More is being done than ever to encourage first time buyers to enter the market, despite the fact that more than ten million people are currently renting in the UK.
That represents roughly a sixth of the population, and tends to suggest that accessing the property ladder is far from easy.
But in truth, there are plenty of ways to get started, although all of them need careful consideration before you choose the right option for you.
Help to Buy
The Help to Buy scheme provides people with the option to purchase a new-build or existing property with as little as a 5% deposit.
The homes in question cannot be worth more than £600,000, but that is the only major limiting factor with a Help to Buy deal.
Under the Help to Buy equity loan (new builds only), the government will lend up to 20% of the total cost of the property, meaning only a 5% cash deposit and a 75% mortgage are required.
In addition, homeowners won’t be charged loan fees on the 20% for the first five years that they own the property.
Under the Help to Buy mortgage guarantee (on existing properties), the government offers lenders the option to purchase a guarantee on mortgage loans.
This gives banks the ability to offer 95% LTV mortgages, meaning would-be buyers take out a 95% mortgage and put down a 5% deposit.
The scheme began in March 2013 and is designed to offer first time buyers access to the market – although this does mean that you won’t be able to own another property if considering this option.
Just owning part of a property is a great way to find a house without the need to save for a hefty deposit and secure a large mortgage.
Shared ownership is where you’ll purchase part of a property – usually in the region of 25% to 75% – and then pay rent to the Housing Association/developer on the part you don’t own.
You are limited to certain locations with schemes like this and priority may also be given to key workers or those already living/working in the area around the development.
It may also take you some time to purchase the remaining equity on the property, and own it outright.
You will also have to factor in what could be a significant service charge on top of your rent and mortgage costs.
These schemes represent an accessible and affordable way to get on to the property ladder and are well worth some consideration.
Joining with friends
More heads are usually better than one, and when looking to get on the housing market this analogy certainly applies.
Sharing the financial commitment means that sealing deals with lenders will often be more straightforward while it’s likely that a smaller deposit will also be required.
This does require a great deal of trust in whoever you choose to go into partnership with and represents a huge financial commitment.
Defining responsibility on the deeds is also important –holding a mortgage in joint names means equal responsibility, for example.

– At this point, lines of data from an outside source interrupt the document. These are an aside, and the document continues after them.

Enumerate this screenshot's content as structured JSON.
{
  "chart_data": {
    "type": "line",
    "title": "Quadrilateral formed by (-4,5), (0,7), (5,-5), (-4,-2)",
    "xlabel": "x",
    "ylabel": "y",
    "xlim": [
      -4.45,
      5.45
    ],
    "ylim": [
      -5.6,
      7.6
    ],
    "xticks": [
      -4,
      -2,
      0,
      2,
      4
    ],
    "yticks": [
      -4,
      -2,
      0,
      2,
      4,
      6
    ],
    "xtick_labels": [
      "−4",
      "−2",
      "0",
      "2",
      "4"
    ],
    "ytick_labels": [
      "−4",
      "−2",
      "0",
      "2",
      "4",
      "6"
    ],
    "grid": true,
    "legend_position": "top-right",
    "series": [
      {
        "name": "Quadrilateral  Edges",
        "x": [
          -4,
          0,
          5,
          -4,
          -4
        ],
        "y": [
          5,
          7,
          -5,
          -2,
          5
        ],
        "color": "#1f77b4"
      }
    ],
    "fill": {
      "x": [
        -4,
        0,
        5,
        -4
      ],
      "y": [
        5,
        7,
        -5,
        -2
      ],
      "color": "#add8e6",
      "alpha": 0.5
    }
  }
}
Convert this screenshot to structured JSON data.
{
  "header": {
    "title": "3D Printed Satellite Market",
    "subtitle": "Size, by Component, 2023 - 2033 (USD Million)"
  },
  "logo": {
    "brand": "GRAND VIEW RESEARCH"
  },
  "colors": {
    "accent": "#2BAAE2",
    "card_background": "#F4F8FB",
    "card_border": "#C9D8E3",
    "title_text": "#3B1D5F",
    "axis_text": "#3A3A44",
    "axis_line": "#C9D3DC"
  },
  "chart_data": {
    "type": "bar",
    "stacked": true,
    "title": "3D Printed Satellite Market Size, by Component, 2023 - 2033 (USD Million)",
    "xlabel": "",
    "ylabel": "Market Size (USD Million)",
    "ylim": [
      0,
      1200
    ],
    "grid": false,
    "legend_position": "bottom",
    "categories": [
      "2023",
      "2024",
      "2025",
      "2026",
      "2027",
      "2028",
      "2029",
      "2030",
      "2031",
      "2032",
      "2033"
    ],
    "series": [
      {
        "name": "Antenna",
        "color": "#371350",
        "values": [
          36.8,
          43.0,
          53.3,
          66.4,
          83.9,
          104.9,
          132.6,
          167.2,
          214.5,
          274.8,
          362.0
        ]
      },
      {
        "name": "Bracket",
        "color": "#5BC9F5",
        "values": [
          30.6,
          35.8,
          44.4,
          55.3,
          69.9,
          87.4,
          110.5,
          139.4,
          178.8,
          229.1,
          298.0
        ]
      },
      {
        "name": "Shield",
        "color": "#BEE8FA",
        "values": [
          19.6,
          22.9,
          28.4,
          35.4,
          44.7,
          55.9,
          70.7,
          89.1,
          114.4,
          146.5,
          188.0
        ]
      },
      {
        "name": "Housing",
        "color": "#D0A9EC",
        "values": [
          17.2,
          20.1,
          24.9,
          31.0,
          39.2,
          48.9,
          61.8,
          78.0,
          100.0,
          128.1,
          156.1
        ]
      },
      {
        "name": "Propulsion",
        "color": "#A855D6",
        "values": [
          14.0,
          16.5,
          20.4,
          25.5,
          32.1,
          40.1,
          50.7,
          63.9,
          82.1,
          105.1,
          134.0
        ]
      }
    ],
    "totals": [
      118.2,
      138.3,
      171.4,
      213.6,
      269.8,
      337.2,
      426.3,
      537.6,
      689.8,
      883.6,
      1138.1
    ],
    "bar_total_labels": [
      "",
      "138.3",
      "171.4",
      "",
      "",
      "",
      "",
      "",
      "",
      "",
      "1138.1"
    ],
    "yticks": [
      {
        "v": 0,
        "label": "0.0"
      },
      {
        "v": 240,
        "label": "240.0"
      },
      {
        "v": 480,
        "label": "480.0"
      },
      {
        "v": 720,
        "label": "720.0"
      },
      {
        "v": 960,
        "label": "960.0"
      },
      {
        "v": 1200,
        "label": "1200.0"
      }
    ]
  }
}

Decisions will also be needed on how bills and fees will be split between parties, but for those looking to get started for less, sharing is definitely an option.
If someone else is willing to shoulder the risks then opting for a guarantor mortgage could be an option.
Some first time buyer mortgages will allow another individual to act as a guarantor, basically meaning that they’ll cover any money owed in any instances when repayments are overdue.
The guarantor will often need some sort of collateral – often their own property – before they will be considered for such an arrangement.
With the extra guarantees that such a deal usually offers, it can mean that a mortgage can be offered for a smaller amount, giving you access to the property market for less.
However, the guarantor must be aware of the risks involved, as unexpected circumstances could quickly see them needing to stump up cash.
Consider a small property to start with
When looking to get started in might be better to look for a property that is smaller than what you actually need.
Size isn’t necessarily everything in the early days, so spending less on a smaller property could be a good way to start saving up funds for a deposit on another property.
This isn’t to say that the small house will be your living space forever but it might help to get you on the market in the first instance.
That way, larger investments can be considered further down the line when finances or the property market might not be such an issue.